Emily Edrosa Shares a Playlist of Influences on Her New Record “Another Wave Is Coming”

The New Zealand songwriter shares how The Durutti Column and The Sound inspired her new LP, which drops tomorrow.

The past five years in the life of New Zealand–born songwriter Emily Edrosa have been interesting, to say the least—having had her name come up in the U.S.’s Green Card lottery in 2016, Edrosa headed to LA where it quickly became clear that the “Hollywood Dream Trip” alluded to by her Canadian synth heroes Syrinx had little to do with reality as she passed through an impoverished city after performing the game of Russian roulette that is stepping into an LA Metro bus.

To put a positive spin on it, though, the experience has led to some fascinating sounds on her solo recordings. With Another Wave Is Coming serving as her first solo LP and first full-length recordings since leaving her band Street Chant behind in NZ, her sound has evolved into a sort of distorted take on the sunshine-y garage rock championed by her native Kiwis in The Beths, reaching an overcast apotheosis on the album’s latest single, “She Agreed,” which debuted earlier today. 

LA wasn’t the only influence on the new record—we asked the songwriter to share a few of the tracks she was listening to when the album came together, citing songs that she borrowed from musically (not to mention song titles she yanked), as well as those that were on her speakers during the writing and recording process. Stream the playlist below, and read on for her commentary.

Tall Dwarfs, “Crush”

I have loved this song for years, and probably listened to it thousands of times. I included it here not as a sonic reference, but I’ve recently realized that the vocal melody at the beginning/end of my song “Springtimes Stranger in a Strange Place” is very similar and perhaps an unconscious reference. Should I give them credit? I think I will. If you haven’t heard this band, I highly recommend them. If you have, check out Alec Bathgate’s (one half of the band) Instagram with a lot of cool photos and stuff from them over the years. Legends. 

Bona Dish, “8am” 

My old flatmate showed me this band. ’80s songs which sound “shitty” always sound the best. Especially ones like this where the guitar is sparse and the bass is the leader of the song. I attempted to try and make some of my songs like this, and ultimately failed. Too many power chords! Next time, eh. 
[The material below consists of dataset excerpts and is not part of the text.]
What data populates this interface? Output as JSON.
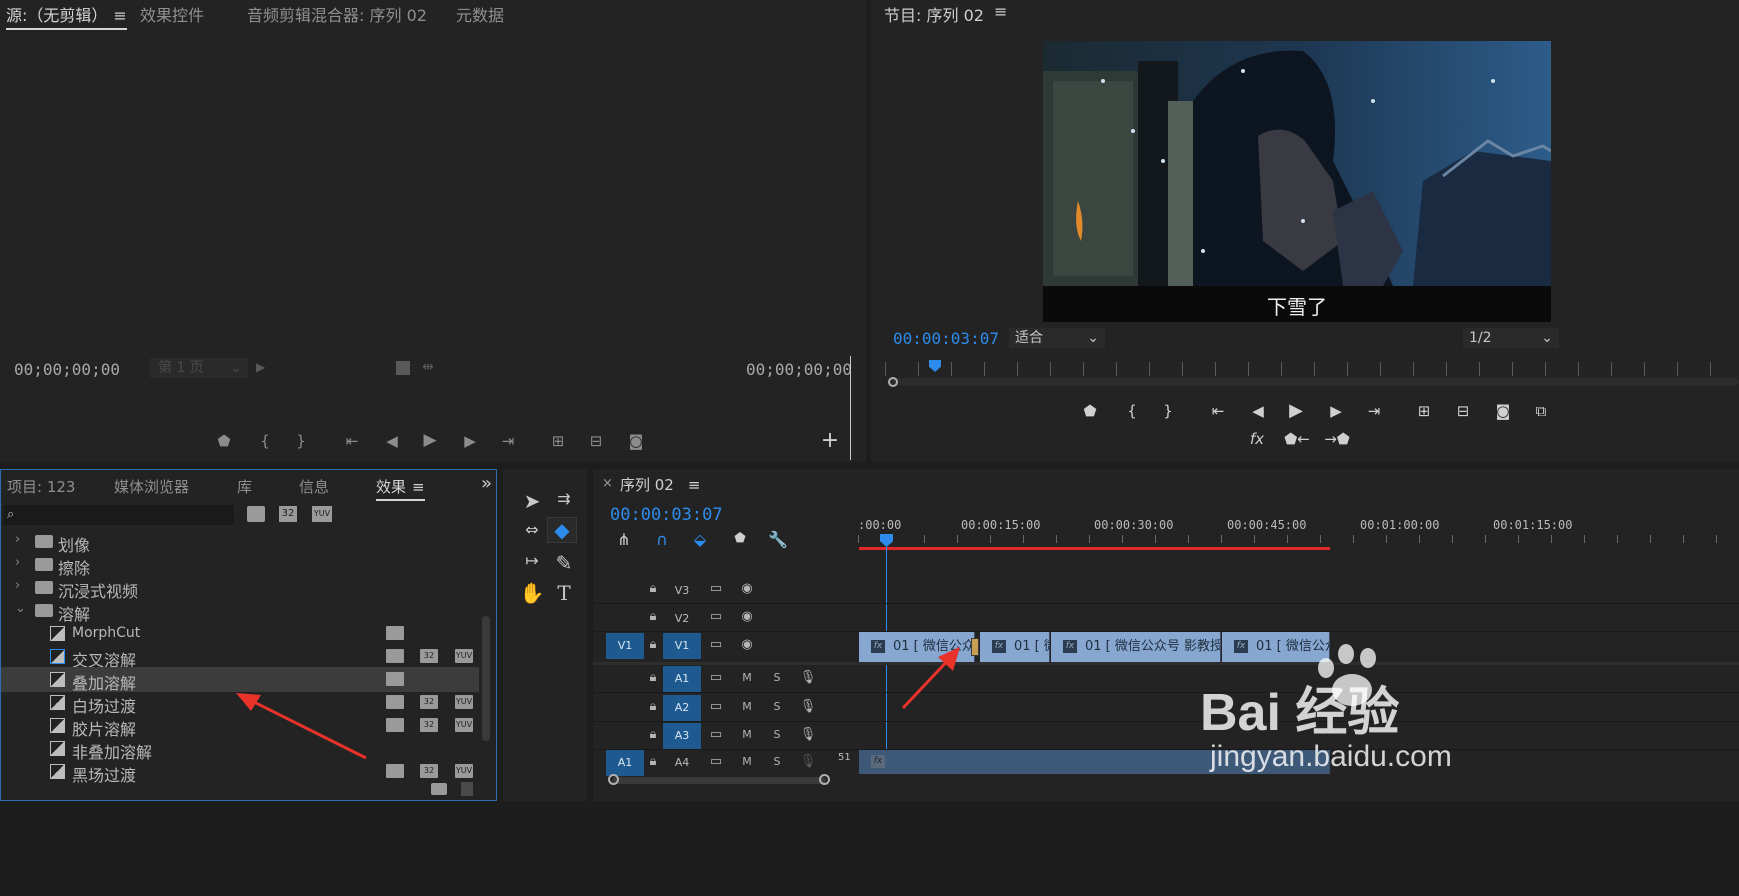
{
  "source": {
    "tabs": [
      {
        "label": "源:（无剪辑）",
        "active": true
      },
      {
        "label": "效果控件"
      },
      {
        "label": "音频剪辑混合器: 序列 02"
      },
      {
        "label": "元数据"
      }
    ],
    "menu_glyph": "≡",
    "timecode_left": "00;00;00;00",
    "timecode_right": "00;00;00;00",
    "page_select": "第 1 页",
    "add_glyph": "+"
  },
  "program": {
    "title": "节目: 序列 02",
    "menu_glyph": "≡",
    "subtitle": "下雪了",
    "timecode": "00:00:03:07",
    "fit_select": "适合",
    "quality_select": "1/2",
    "fx_label": "fx"
  },
  "project": {
    "tabs": [
      {
        "label": "项目: 123"
      },
      {
        "label": "媒体浏览器"
      },
      {
        "label": "库"
      },
      {
        "label": "信息"
      },
      {
        "label": "效果",
        "active": true
      }
    ],
    "menu_glyph": "≡",
    "overflow_glyph": "»",
    "search_placeholder": "",
    "filter_badges": [
      "32",
      "YUV"
    ],
    "items": [
      {
        "label": "划像",
        "type": "folder",
        "expanded": false
      },
      {
        "label": "擦除",
        "type": "folder",
        "expanded": false
      },
      {
        "label": "沉浸式视频",
        "type": "folder",
        "expanded": false
      },
      {
        "label": "溶解",
        "type": "folder",
        "expanded": true
      },
      {
        "label": "MorphCut",
        "type": "effect",
        "badges": [
          "accel"
        ]
      },
      {
        "label": "交叉溶解",
        "type": "effect",
        "badges": [
          "accel",
          "32",
          "YUV"
        ]
      },
      {
        "label": "叠加溶解",
        "type": "effect",
        "badges": [
          "accel"
        ],
        "selected": true
      },
      {
        "label": "白场过渡",
        "type": "effect",
        "badges": [
          "accel",
          "32",
          "YUV"
        ]
      },
      {
        "label": "胶片溶解",
        "type": "effect",
        "badges": [
          "accel",
          "32",
          "YUV"
        ]
      },
      {
        "label": "非叠加溶解",
        "type": "effect",
        "badges": []
      },
      {
        "label": "黑场过渡",
        "type": "effect",
        "badges": [
          "accel",
          "32",
          "YUV"
        ]
      }
    ]
  },
  "sequence": {
    "close_glyph": "×",
    "title": "序列 02",
    "menu_glyph": "≡",
    "timecode": "00:00:03:07",
    "ruler": [
      ":00:00",
      "00:00:15:00",
      "00:00:30:00",
      "00:00:45:00",
      "00:01:00:00",
      "00:01:15:00"
    ],
    "video_tracks": [
      {
        "name": "V3"
      },
      {
        "name": "V2"
      },
      {
        "name": "V1",
        "source": "V1"
      }
    ],
    "audio_tracks": [
      {
        "name": "A1",
        "m": "M",
        "s": "S"
      },
      {
        "name": "A2",
        "m": "M",
        "s": "S"
      },
      {
        "name": "A3",
        "m": "M",
        "s": "S"
      },
      {
        "name": "A4",
        "source": "A1",
        "m": "M",
        "s": "S",
        "level": "51"
      }
    ],
    "clips": [
      {
        "label": "01 [ 微信公众"
      },
      {
        "label": "01 [ 微"
      },
      {
        "label": "01 [ 微信公众号 影教授 ]"
      },
      {
        "label": "01 [ 微信公众"
      }
    ],
    "fx_badge": "fx"
  },
  "watermark": {
    "text": "Bai 经验",
    "url": "jingyan.baidu.com"
  },
  "colors": {
    "accent_blue": "#2d8ceb",
    "track_blue": "#1e5a8f",
    "clip_blue": "#87a7d0",
    "red_bar": "#e0282a",
    "arrow_red": "#e8322a"
  }
}
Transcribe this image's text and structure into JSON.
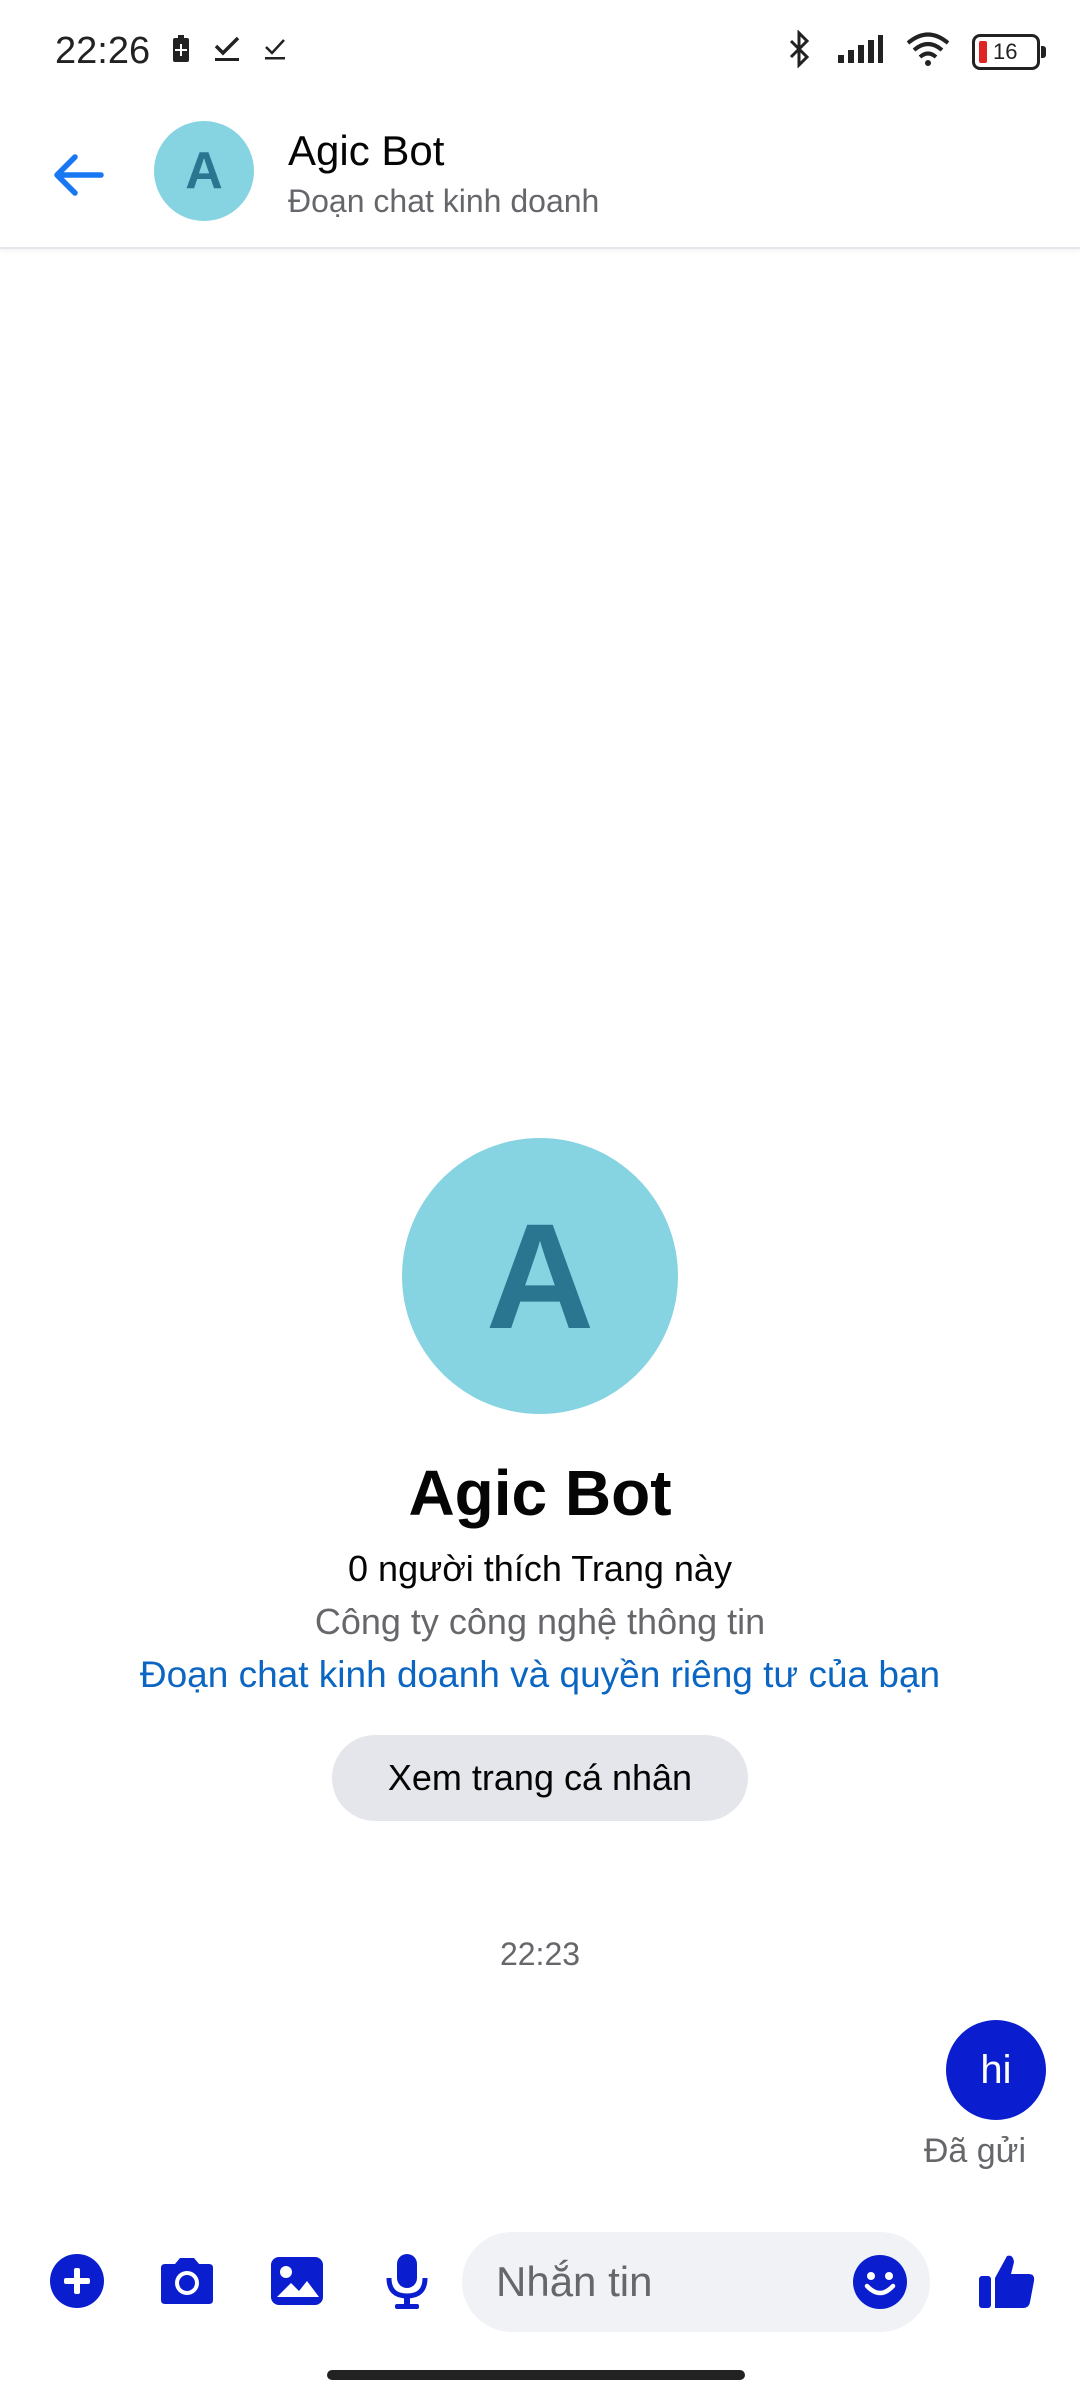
{
  "status_bar": {
    "time": "22:26",
    "battery_level": "16",
    "icons": [
      "battery-saver-icon",
      "checkbox-icon",
      "checkbox-icon",
      "bluetooth-icon",
      "signal-icon",
      "wifi-icon",
      "battery-icon"
    ]
  },
  "header": {
    "avatar_letter": "A",
    "title": "Agic Bot",
    "subtitle": "Đoạn chat kinh doanh"
  },
  "profile": {
    "avatar_letter": "A",
    "name": "Agic Bot",
    "likes": "0 người thích Trang này",
    "category": "Công ty công nghệ thông tin",
    "privacy_link": "Đoạn chat kinh doanh và quyền riêng tư của bạn",
    "view_profile_label": "Xem trang cá nhân"
  },
  "conversation": {
    "timestamp": "22:23",
    "messages": [
      {
        "text": "hi",
        "from": "me"
      }
    ],
    "status": "Đã gửi"
  },
  "composer": {
    "placeholder": "Nhắn tin",
    "icons": [
      "add-icon",
      "camera-icon",
      "gallery-icon",
      "microphone-icon",
      "emoji-icon",
      "like-icon"
    ]
  },
  "colors": {
    "accent": "#0a1ecf",
    "link": "#0a66c2",
    "avatar_bg": "#86d4e2",
    "avatar_fg": "#2a7590"
  }
}
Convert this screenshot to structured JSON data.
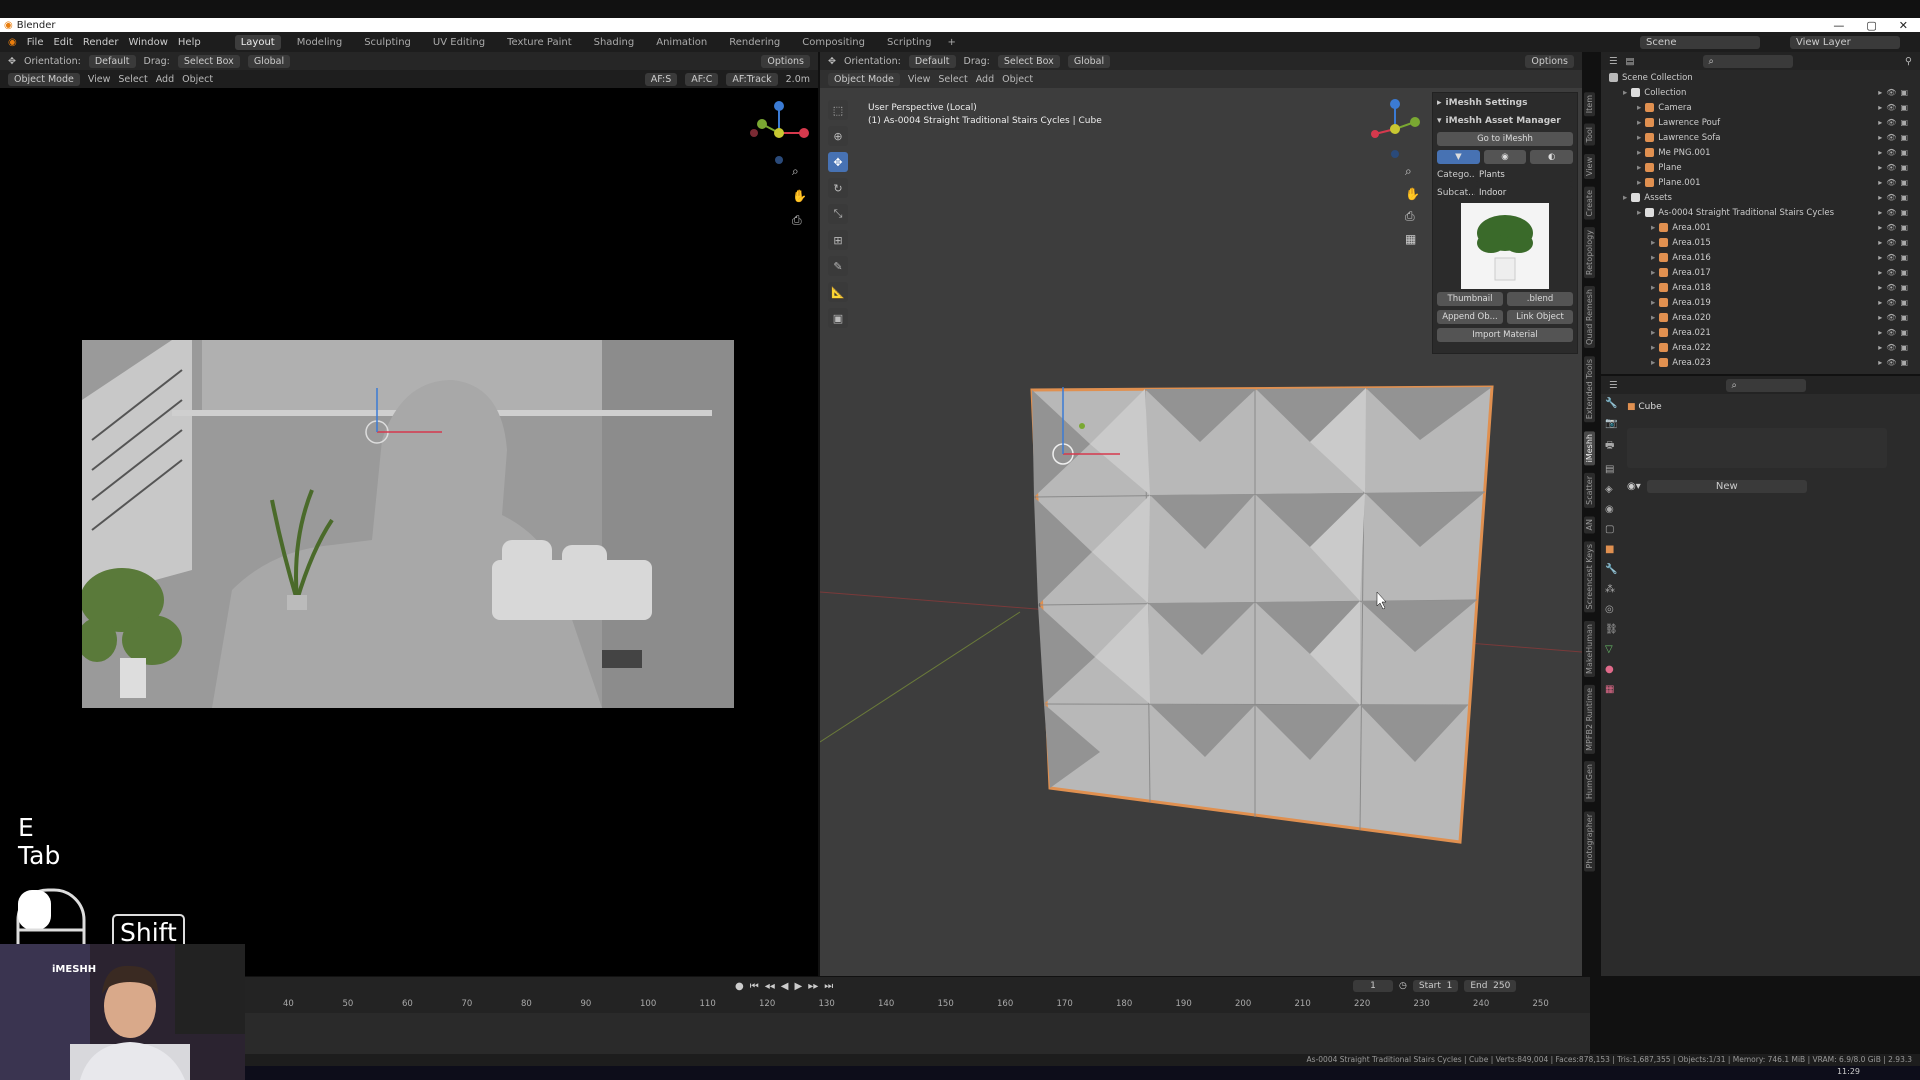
{
  "window": {
    "title": "Blender"
  },
  "menu": [
    "File",
    "Edit",
    "Render",
    "Window",
    "Help"
  ],
  "workspaces": [
    {
      "label": "Layout",
      "active": true
    },
    {
      "label": "Modeling"
    },
    {
      "label": "Sculpting"
    },
    {
      "label": "UV Editing"
    },
    {
      "label": "Texture Paint"
    },
    {
      "label": "Shading"
    },
    {
      "label": "Animation"
    },
    {
      "label": "Rendering"
    },
    {
      "label": "Compositing"
    },
    {
      "label": "Scripting"
    }
  ],
  "topright": {
    "scene": "Scene",
    "view_layer": "View Layer"
  },
  "left_header": {
    "orientation_label": "Orientation:",
    "orientation_value": "Default",
    "drag_label": "Drag:",
    "drag_value": "Select Box",
    "transform": "Global",
    "options": "Options",
    "mode": "Object Mode",
    "view": "View",
    "select": "Select",
    "add": "Add",
    "object": "Object",
    "af_s": "AF:S",
    "af_c": "AF:C",
    "af_track": "AF:Track",
    "distance": "2.0m"
  },
  "right_header": {
    "orientation_label": "Orientation:",
    "orientation_value": "Default",
    "drag_label": "Drag:",
    "drag_value": "Select Box",
    "transform": "Global",
    "options": "Options",
    "mode": "Object Mode",
    "view": "View",
    "select": "Select",
    "add": "Add",
    "object": "Object"
  },
  "viewport_info": {
    "line1": "User Perspective (Local)",
    "line2": "(1) As-0004 Straight Traditional Stairs Cycles | Cube"
  },
  "npanel": {
    "settings": "iMeshh Settings",
    "manager": "iMeshh Asset Manager",
    "goto": "Go to iMeshh",
    "category_label": "Catego...",
    "category_value": "Plants",
    "subcat_label": "Subcat...",
    "subcat_value": "Indoor",
    "thumbnail": "Thumbnail",
    "blend": ".blend",
    "append": "Append Ob...",
    "link": "Link Object",
    "import_material": "Import Material"
  },
  "vertical_tabs": [
    "Item",
    "Tool",
    "View",
    "Create",
    "Retopology",
    "Quad Remesh",
    "Extended Tools",
    "iMeshh",
    "Scatter",
    "AN",
    "Screencast Keys",
    "MakeHuman",
    "MPFB2 Runtime",
    "HumGen",
    "Photographer"
  ],
  "outliner": {
    "root": "Scene Collection",
    "items": [
      {
        "label": "Collection",
        "indent": 1,
        "color": "#ddd"
      },
      {
        "label": "Camera",
        "indent": 2,
        "color": "#e09050"
      },
      {
        "label": "Lawrence Pouf",
        "indent": 2,
        "color": "#e09050"
      },
      {
        "label": "Lawrence Sofa",
        "indent": 2,
        "color": "#e09050"
      },
      {
        "label": "Me PNG.001",
        "indent": 2,
        "color": "#e09050"
      },
      {
        "label": "Plane",
        "indent": 2,
        "color": "#e09050"
      },
      {
        "label": "Plane.001",
        "indent": 2,
        "color": "#e09050"
      },
      {
        "label": "Assets",
        "indent": 1,
        "color": "#ddd"
      },
      {
        "label": "As-0004 Straight Traditional Stairs Cycles",
        "indent": 2,
        "color": "#ddd"
      },
      {
        "label": "Area.001",
        "indent": 3,
        "color": "#e09050"
      },
      {
        "label": "Area.015",
        "indent": 3,
        "color": "#e09050"
      },
      {
        "label": "Area.016",
        "indent": 3,
        "color": "#e09050"
      },
      {
        "label": "Area.017",
        "indent": 3,
        "color": "#e09050"
      },
      {
        "label": "Area.018",
        "indent": 3,
        "color": "#e09050"
      },
      {
        "label": "Area.019",
        "indent": 3,
        "color": "#e09050"
      },
      {
        "label": "Area.020",
        "indent": 3,
        "color": "#e09050"
      },
      {
        "label": "Area.021",
        "indent": 3,
        "color": "#e09050"
      },
      {
        "label": "Area.022",
        "indent": 3,
        "color": "#e09050"
      },
      {
        "label": "Area.023",
        "indent": 3,
        "color": "#e09050"
      }
    ]
  },
  "properties": {
    "object": "Cube",
    "new": "New"
  },
  "keys": {
    "k1": "E",
    "k2": "Tab",
    "shift": "Shift"
  },
  "timeline": {
    "frame": "1",
    "start_label": "Start",
    "start": "1",
    "end_label": "End",
    "end": "250",
    "ticks": [
      "40",
      "50",
      "60",
      "70",
      "80",
      "90",
      "100",
      "110",
      "120",
      "130",
      "140",
      "150",
      "160",
      "170",
      "180",
      "190",
      "200",
      "210",
      "220",
      "230",
      "240",
      "250"
    ]
  },
  "status": "As-0004 Straight Traditional Stairs Cycles | Cube | Verts:849,004 | Faces:878,153 | Tris:1,687,355 | Objects:1/31 | Memory: 746.1 MiB | VRAM: 6.9/8.0 GiB | 2.93.3",
  "clock": "11:29",
  "webcam_logo": "iMESHH"
}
This Kind of Punishment, “The Sleepwalker” 

I couldn’t decide between this song or “In Purgatory” by Nocturnal Projections, which is Peter and Graeme Jefferies from This Kind of Punishment’s previous band. They’re from Tarankai in Aotearoa (New Zealand). I love the spareness and how brutal it is. I guess if I had to commit to why it would be an “influence” I would say that it’s that brutalness in the lyrics which I always appreciate and try and lean toward myself. This whole record is incredible. I love the way they recorded it themselves, so the production is really unique. 

Malaria!, “Your Turn to Run” 

Great drum sound. Great overdubs. Great lyrics. More of a vibe influence and a song I listened to a lot around the time. I wouldn’t say it’s a direct influence like the other songs—everything you’re listening to influences you. 

The Sound, “Heartland” 

Ultimate jammer. My friend Thom showed me this years ago and it was the only song I listened to by The Sound for ages, but then I finally got around to listening to this whole record (and their others) and fell in love. The lyrics are so good and it just gets you pumping, you know? This was an influence in the way that on my song “Action” I wanted that kind of break-out feeling. When you feel like you’re gonna break from energy and frustration, but it feels good. I also used the lyrics “No time to walk around, or find a heartland’s sound” as a lil’ ref, meaning I couldn’t really figure out LA much less the heartland of America because I had to work so much. Thank you, capitalism.

The Durutti Column, “Sketch for Summer” 

Love this drum machine sound, but the live version with an actual drummer also sounds really good. His guitar textures are so lush and expansive it takes over the whole song, but I love how the bass is almost unnoticeable until you notice and realize how groovy and important it is. No lyrics to fault either!!


I remember I played this song to my friend when she was stoned and she got scared because at the start it sounds like the theme from Psycho or something. I can’t believe this is just them jamming ’cause they had some spare tape left in the studio! I tried to make my drums a lil’ more groovy on this record than previous ones, and ESG is the reason almost all the fills are rack tom based. Groovy, baby. 

Syrinx, “Hollywood Dream Trip”

This song was such an influence that I literally named a song after it. Is that allowed? Too late. My friend showed me this song and I listened to it excessively while on the bus for two hours a day to my terrible job in downtown LA. It was really calming—if anyone has been on the LA Metro bus you will know it can be quite chaotic. The title really summed up how I felt moving to LA, and the irony of what the world thinks of LA/Hollywood, but in reality there’s a lot of poverty. I had no idea before I moved there. Hollywood Dream Trip indeed, huh?